Jantungku tidak lagi aman setiap kali beradu pandang dengannya.
Damar mengangguk, lalu menarik wajahnya kembali. “Lumayan.”
“Lumayan?!” protesku setengah kesal, “wah! Gue duduk dua jam di depan meja rias kamar hotel. Elo bilang, lumayan?!” aku menatapnya dengan jengkel.
Damar tersenyum puas, lalu ia menatapku dalam. “Engga, deng. Cantik sekali …”
Aku tersenyum senang. “Elo juga!”
“Gue? Cantik juga?!” baliknya memastikan menatapku.
Aku tertawa kecil. “Glowing banget. Ganteng maksimal.”
“Ooo…” Damar menyentuh wajahnya sesaat lalu senyum senang menghiasi wajahnya, “ternyata kami para cowok juga di kasih make up artist. Kata si Jo, dia engga mau liat groomsman-nya kumel, kusut.”
Aku menganggukan kepala. “Gue setuju sih. Dengan kita berpakain rapi, berdandan sebaik mungkin yang kita bisa dan mampu saat datang ke pernikahan, itu salah satu bentuk menghargai pengantin yang udah mengundang kita.”
“Setuju.”
Dan para groomsman, termasuk, Damar. Mereka mengenakan setelan jas dan celana Panjang berwarna maron dengan kemeja putih polos di dalamnya. Tentu saja, ini pun pilihan Jo, dia ingin para groomsman berpenampilan formal, gagah, namun tetap Santai.
Damar dengan postor tubuhnya yang atletis sangat cocok dengan setelannya, ditambah dengan kulit putihnya yang begitu pas dengan warna maroon. Rambut pendeknya di potong dengan gaya klasik, di sisir rapi kebelakang dengan belahan kiri.

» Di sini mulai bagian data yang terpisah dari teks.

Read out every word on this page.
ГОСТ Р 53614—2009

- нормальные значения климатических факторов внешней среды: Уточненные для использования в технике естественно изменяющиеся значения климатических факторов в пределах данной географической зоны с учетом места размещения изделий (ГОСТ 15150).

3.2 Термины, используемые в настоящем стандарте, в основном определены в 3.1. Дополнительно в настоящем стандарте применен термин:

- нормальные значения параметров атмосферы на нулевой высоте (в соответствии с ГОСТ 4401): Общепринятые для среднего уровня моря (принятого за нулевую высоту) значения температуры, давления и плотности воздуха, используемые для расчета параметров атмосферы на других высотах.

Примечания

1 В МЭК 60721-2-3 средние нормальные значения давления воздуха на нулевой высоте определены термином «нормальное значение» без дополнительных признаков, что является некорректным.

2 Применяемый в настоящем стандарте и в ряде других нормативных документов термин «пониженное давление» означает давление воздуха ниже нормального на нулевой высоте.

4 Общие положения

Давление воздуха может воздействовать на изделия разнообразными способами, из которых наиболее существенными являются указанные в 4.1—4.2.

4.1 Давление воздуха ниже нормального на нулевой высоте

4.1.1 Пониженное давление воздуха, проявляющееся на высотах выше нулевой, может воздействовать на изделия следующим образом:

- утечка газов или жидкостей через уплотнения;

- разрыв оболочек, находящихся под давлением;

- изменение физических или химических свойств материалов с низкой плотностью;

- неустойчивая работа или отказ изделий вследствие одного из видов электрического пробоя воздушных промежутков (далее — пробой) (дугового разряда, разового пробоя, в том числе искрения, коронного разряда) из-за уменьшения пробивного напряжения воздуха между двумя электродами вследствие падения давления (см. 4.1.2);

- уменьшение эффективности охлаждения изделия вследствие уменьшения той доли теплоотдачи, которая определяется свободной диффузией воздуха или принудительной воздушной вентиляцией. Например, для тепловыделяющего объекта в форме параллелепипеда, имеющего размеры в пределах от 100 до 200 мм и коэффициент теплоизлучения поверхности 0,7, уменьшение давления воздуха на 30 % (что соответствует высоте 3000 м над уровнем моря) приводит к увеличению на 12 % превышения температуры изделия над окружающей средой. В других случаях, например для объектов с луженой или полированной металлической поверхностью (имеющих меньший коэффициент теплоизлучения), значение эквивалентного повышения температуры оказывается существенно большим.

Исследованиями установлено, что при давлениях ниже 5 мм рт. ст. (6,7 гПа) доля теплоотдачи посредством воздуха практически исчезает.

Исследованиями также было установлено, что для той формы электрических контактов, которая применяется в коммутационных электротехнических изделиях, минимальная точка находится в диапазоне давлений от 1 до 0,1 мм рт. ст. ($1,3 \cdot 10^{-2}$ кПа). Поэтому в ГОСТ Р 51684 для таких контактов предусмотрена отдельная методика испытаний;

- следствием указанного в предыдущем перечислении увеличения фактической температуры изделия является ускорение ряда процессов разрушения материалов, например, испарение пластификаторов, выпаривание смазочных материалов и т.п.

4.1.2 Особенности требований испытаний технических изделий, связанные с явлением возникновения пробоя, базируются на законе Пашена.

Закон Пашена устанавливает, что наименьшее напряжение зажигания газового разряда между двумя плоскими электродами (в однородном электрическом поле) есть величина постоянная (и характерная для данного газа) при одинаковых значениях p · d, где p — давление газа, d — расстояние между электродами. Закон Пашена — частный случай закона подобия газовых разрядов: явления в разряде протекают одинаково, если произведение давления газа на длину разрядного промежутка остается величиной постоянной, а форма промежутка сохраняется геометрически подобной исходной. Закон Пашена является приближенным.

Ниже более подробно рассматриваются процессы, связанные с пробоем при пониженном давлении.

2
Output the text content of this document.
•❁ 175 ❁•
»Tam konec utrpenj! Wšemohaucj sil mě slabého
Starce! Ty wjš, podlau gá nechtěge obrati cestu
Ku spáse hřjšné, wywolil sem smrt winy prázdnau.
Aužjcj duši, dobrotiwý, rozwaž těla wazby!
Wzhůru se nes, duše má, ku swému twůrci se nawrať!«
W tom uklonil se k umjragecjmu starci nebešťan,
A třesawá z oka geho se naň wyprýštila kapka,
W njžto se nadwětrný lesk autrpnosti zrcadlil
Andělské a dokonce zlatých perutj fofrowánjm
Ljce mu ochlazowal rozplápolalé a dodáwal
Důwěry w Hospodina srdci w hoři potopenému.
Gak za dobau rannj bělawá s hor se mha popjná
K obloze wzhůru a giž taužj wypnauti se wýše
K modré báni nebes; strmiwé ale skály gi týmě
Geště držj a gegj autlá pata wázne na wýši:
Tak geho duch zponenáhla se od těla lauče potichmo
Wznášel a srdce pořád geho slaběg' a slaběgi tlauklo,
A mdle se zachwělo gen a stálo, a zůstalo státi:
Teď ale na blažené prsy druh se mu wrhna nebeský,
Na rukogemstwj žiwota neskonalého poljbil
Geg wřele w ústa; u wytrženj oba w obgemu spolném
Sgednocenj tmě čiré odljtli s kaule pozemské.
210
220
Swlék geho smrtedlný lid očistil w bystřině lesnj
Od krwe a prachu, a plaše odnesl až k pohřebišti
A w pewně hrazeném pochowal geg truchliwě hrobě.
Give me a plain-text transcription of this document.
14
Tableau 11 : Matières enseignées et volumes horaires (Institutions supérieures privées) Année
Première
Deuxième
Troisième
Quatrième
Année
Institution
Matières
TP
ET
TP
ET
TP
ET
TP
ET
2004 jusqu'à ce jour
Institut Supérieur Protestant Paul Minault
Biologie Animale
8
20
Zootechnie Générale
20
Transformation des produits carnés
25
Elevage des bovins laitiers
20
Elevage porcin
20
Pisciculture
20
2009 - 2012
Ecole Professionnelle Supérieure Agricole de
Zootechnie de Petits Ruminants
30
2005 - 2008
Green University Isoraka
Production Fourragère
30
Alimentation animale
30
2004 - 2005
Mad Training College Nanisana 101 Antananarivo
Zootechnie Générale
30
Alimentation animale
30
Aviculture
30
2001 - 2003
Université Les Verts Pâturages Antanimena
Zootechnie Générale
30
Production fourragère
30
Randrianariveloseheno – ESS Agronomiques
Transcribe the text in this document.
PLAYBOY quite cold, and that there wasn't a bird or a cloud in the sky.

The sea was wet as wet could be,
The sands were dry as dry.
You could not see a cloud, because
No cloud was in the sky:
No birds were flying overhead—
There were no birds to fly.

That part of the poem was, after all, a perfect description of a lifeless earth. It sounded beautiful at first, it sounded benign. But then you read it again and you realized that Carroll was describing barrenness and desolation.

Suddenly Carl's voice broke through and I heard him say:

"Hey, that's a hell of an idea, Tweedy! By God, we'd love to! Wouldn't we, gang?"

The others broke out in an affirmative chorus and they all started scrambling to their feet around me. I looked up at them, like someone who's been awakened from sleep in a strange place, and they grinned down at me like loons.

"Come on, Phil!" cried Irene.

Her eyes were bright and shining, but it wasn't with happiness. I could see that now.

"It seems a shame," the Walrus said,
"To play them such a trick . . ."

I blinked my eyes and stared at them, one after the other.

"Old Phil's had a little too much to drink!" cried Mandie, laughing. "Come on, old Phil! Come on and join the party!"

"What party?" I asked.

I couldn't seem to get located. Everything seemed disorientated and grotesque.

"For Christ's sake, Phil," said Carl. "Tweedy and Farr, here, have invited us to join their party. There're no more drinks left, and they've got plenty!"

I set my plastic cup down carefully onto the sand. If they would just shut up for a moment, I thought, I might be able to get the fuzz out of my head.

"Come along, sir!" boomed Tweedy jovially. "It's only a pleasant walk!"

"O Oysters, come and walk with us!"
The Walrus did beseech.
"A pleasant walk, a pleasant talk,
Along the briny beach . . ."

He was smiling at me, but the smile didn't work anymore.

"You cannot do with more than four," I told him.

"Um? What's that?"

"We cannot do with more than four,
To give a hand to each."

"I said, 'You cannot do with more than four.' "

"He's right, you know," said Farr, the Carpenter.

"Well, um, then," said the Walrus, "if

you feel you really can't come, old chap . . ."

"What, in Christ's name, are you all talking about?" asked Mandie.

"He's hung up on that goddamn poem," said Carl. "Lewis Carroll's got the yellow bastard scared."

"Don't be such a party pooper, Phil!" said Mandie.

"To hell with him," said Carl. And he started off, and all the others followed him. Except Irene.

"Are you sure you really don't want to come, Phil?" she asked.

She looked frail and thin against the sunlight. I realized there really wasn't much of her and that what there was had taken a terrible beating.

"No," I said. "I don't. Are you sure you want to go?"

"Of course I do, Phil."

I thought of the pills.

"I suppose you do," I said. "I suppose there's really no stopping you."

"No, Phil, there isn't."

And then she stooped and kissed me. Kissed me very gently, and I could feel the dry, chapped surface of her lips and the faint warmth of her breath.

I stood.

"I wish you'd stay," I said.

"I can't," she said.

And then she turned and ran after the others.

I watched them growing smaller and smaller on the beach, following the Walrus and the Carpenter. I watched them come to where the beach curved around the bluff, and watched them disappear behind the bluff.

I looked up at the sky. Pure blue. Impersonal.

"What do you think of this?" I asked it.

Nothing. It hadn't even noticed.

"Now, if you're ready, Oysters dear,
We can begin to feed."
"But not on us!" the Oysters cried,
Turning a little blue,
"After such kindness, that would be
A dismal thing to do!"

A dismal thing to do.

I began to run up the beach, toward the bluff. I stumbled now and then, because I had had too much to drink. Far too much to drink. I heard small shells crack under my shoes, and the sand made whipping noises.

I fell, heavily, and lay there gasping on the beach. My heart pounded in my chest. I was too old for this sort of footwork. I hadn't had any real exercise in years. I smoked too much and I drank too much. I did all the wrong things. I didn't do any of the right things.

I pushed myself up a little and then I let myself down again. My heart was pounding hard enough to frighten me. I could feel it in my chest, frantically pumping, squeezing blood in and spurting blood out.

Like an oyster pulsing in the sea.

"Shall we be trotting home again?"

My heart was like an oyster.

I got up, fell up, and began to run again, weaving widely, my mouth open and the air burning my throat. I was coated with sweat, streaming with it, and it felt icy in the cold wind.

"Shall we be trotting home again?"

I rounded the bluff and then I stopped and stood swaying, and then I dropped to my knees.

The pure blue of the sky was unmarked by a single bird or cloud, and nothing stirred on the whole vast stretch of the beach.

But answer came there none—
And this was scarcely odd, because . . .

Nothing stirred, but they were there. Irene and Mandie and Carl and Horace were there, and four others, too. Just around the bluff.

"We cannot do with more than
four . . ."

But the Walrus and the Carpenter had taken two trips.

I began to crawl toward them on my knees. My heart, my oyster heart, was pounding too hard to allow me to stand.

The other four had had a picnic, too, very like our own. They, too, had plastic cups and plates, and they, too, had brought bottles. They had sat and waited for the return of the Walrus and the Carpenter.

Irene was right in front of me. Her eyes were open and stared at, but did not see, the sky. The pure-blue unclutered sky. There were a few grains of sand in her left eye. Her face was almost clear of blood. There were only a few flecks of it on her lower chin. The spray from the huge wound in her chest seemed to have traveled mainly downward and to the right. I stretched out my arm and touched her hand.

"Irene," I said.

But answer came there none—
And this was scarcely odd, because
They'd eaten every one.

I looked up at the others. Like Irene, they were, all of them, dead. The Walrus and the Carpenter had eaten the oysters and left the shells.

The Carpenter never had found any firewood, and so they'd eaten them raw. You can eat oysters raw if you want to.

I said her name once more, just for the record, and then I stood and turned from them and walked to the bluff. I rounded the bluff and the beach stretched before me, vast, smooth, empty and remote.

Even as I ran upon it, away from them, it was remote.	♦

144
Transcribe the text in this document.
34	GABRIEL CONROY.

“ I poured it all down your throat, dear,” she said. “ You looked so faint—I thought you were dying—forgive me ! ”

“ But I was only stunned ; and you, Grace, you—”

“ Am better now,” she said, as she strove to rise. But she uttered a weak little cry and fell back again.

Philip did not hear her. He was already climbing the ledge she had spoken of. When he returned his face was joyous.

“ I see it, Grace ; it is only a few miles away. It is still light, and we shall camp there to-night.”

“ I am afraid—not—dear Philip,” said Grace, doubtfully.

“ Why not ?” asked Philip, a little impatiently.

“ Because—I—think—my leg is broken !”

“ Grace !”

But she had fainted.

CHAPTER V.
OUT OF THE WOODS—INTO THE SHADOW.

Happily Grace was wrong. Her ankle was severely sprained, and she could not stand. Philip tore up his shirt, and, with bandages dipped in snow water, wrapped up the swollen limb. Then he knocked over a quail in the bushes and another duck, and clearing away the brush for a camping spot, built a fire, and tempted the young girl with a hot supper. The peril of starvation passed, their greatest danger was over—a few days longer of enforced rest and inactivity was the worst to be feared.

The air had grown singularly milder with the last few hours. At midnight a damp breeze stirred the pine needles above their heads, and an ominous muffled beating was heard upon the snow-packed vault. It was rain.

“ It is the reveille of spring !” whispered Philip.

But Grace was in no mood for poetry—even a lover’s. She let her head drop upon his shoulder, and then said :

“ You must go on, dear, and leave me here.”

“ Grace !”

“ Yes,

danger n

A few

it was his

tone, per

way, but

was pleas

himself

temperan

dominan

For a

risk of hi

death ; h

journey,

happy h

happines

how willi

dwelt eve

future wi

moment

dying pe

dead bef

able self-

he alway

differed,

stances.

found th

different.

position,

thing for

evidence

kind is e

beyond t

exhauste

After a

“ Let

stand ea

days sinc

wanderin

Dan sepatunya, menggunakan Sepatu kulit berwarna coklat gelap dengan celana panjang hingga mata kakinya. Mempertegas kharismatik dan maskulin dalam dirinya. Aroma tubuhnya yang beraroma wood, spicy, menambah daya Tarik dalam dirinya. Aku harap, aku cukup baik berjalan di sampingnya.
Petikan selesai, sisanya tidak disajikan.